Unnamed: 0,look_frac,n,lift,z,z_crit_(OBF),reject_at_this_look
0,0.25,12500,0.041542,5.91867,3.919928,True
1,0.5,25000,0.039829,7.99238,2.771808,True
2,0.75,37500,0.038692,9.498398,2.263171,True
3,1.0,50000,0.035338,10.014734,1.959964,True


In [10]:
# Bayesian sequential monitoring using Beta-Binomial posteriors
from scipy.stats import beta

def bayes_prob_lift_gt0(dd, draws=60000, seed=123):
    n_c = (dd.treatment==0).sum()
    n_t = (dd.treatment==1).sum()
    x_c = dd.loc[dd.treatment==0, "ps5_purchase_30d"].sum()
    x_t = dd.loc[dd.treatment==1, "ps5_purchase_30d"].sum()
    pc = beta.rvs(1+x_c, 1+(n_c-x_c), size=draws, random_state=seed)
    pt = beta.rvs(1+x_t, 1+(n_t-x_t), size=draws, random_state=seed+1)
    return float((pt-pc > 0).mean()), float((pt-pc > 0.01).mean())

bayes_results = []
for frac in looks:
    m = int(len(d)*frac)
    dd = d.iloc[:m]
    p_gt0, p_gt1pp = bayes_prob_lift_gt0(dd)
    bayes_results.append({
        "look_frac": frac,
        "n": m,
        "P(lift>0)": p_gt0,
        "P(lift>1pp)": p_gt1pp,
        "success_stop_(>=0.95)": p_gt0 >= 0.95,
        "futility_stop_(<=0.10)": p_gt0 <= 0.10
    })

pd.DataFrame(bayes_results)


Unnamed: 0,look_frac,n,P(lift>0),P(lift>1pp),success_stop_(>=0.95),futility_stop_(<=0.10)
0,0.25,12500,1.0,1.0,True,False
1,0.5,25000,1.0,1.0,True,False
2,0.75,37500,1.0,1.0,True,False
3,1.0,50000,1.0,1.0,True,False


## 7) Heterogeneous effects (who responds?)

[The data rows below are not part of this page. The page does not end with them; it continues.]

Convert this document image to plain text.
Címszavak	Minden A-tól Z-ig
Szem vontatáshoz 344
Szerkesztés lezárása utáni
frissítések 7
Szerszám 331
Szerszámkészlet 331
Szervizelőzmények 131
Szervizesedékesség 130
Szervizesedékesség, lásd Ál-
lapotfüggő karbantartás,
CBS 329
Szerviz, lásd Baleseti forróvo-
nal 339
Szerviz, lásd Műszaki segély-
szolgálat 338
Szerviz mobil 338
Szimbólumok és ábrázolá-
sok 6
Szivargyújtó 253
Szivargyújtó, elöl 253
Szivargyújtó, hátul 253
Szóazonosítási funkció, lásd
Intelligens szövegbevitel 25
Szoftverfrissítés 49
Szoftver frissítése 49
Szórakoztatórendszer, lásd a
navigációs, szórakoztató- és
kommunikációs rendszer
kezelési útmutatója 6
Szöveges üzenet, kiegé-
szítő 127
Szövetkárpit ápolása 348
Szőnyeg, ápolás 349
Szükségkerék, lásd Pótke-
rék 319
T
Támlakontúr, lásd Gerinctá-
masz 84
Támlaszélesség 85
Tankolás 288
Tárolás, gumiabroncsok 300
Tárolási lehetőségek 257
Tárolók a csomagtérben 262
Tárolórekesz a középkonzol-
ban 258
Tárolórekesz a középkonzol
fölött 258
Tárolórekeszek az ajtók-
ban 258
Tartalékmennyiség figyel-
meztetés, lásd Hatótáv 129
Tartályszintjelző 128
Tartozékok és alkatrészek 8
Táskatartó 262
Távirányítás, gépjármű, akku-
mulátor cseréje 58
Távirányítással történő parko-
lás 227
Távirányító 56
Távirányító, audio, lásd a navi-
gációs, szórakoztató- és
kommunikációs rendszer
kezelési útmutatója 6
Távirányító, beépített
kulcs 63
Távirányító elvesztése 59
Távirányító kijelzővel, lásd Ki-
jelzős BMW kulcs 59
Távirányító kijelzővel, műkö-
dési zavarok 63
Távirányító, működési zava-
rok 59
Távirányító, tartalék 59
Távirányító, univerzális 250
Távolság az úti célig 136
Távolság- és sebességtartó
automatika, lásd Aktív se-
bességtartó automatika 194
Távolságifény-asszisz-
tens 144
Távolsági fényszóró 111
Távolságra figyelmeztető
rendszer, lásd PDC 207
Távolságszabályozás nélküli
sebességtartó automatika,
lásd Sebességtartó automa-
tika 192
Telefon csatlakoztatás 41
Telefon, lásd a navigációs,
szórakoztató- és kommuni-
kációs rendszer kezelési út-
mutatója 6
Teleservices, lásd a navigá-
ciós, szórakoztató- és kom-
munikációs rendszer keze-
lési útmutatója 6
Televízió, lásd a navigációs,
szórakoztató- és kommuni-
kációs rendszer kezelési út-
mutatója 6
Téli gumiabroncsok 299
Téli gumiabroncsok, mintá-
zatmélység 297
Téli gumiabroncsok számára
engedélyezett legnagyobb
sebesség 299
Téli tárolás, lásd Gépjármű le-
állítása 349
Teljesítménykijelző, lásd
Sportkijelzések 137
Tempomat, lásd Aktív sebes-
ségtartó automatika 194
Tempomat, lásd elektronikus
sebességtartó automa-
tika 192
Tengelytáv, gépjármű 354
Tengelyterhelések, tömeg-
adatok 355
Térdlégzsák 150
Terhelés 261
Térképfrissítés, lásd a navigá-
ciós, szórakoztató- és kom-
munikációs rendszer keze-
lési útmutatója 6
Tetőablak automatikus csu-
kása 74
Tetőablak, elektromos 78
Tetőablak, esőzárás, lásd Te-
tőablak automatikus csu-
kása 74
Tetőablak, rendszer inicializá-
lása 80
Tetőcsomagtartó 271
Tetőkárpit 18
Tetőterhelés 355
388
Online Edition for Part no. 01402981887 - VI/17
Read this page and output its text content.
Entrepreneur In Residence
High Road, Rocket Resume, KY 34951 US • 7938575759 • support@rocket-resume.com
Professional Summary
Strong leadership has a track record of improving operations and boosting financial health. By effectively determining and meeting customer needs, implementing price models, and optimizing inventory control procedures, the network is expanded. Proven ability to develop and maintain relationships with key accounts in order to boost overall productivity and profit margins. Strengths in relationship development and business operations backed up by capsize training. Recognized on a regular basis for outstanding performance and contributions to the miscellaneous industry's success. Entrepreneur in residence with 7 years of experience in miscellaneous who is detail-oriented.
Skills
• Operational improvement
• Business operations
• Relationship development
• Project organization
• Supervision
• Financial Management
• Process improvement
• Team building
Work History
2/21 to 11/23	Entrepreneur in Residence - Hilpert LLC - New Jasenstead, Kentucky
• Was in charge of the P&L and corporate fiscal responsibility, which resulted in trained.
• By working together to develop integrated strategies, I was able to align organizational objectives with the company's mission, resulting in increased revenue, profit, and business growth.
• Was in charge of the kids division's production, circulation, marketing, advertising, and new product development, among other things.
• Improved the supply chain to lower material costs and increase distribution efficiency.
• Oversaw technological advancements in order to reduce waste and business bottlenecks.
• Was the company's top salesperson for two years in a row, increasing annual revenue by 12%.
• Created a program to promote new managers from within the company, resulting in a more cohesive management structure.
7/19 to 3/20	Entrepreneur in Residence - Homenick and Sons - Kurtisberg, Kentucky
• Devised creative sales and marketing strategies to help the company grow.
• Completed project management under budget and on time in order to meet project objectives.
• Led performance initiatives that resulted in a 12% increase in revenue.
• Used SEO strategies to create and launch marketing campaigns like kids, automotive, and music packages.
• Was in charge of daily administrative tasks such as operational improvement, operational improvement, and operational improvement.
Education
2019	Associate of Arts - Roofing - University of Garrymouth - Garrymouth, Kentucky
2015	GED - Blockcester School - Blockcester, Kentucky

A senior-level addition: quantify where the lift comes from.

Here we do a simple segment cut (PS+ membership and spend tier).
In real work you can extend this to uplift models / causal forests.


In [11]:
seg = (df
       .groupby(["ps_plus_member","spend_tier","treatment"])["ps5_purchase_30d"]
       .mean()
       .unstack())
seg["abs_lift"] = seg[1] - seg[0]
seg.sort_values("abs_lift", ascending=False).head(12)


Unnamed: 0_level_0,treatment,0,1,abs_lift
ps_plus_member,spend_tier,Unnamed: 2_level_1,Unnamed: 3_level_1,Unnamed: 4_level_1
1,S1_low,0.164499,0.226961,0.062461
1,S4_vhigh,0.20601,0.262057,0.056047
1,S3_high,0.200644,0.251868,0.051224
1,S2_mid,0.206101,0.255267,0.049165
0,S2_mid,0.156806,0.186361,0.029555
0,S1_low,0.140758,0.161836,0.021078
0,S3_high,0.166184,0.182267,0.016083
0,S4_vhigh,0.174412,0.185369,0.010957


## Executive Summary

- **Primary result (30-day PS5 conversion):**  
  Control = **17.51%**, Treatment = **21.05%**, Lift = **+3.53 pp** (p < 1e-6, effectively ~0).

- **Bayesian:**  
  **P(lift > 0) = 1.00**, 95% credible interval = **[+2.84 pp, +4.22 pp]**.

- **Revenue impact (60-day):**  
  **+$9.51 per user** (CUPED-adjusted), 95% CI = **[$8.57, $10.45]**.

- **Guardrails:**  
  Unsubscribe **+0.31 pp**, Opt-out **+0.54 pp** (small increases; monitor against internal thresholds).

- **Segments:**  
  Strongest lift in **PS+ members with low spend (S1_low): +6.25 pp**.  
  PS+ members across tiers also show strong lift (~+4.9 to +5.6 pp).

- **Decision:**  
  **Ship** with guardrail monitoring.  
  **Next test:** Optimize messaging frequency/creative for non-PS+ users, and test incentive variants for PS+ low spend to maximize lift while controlling opt-outs.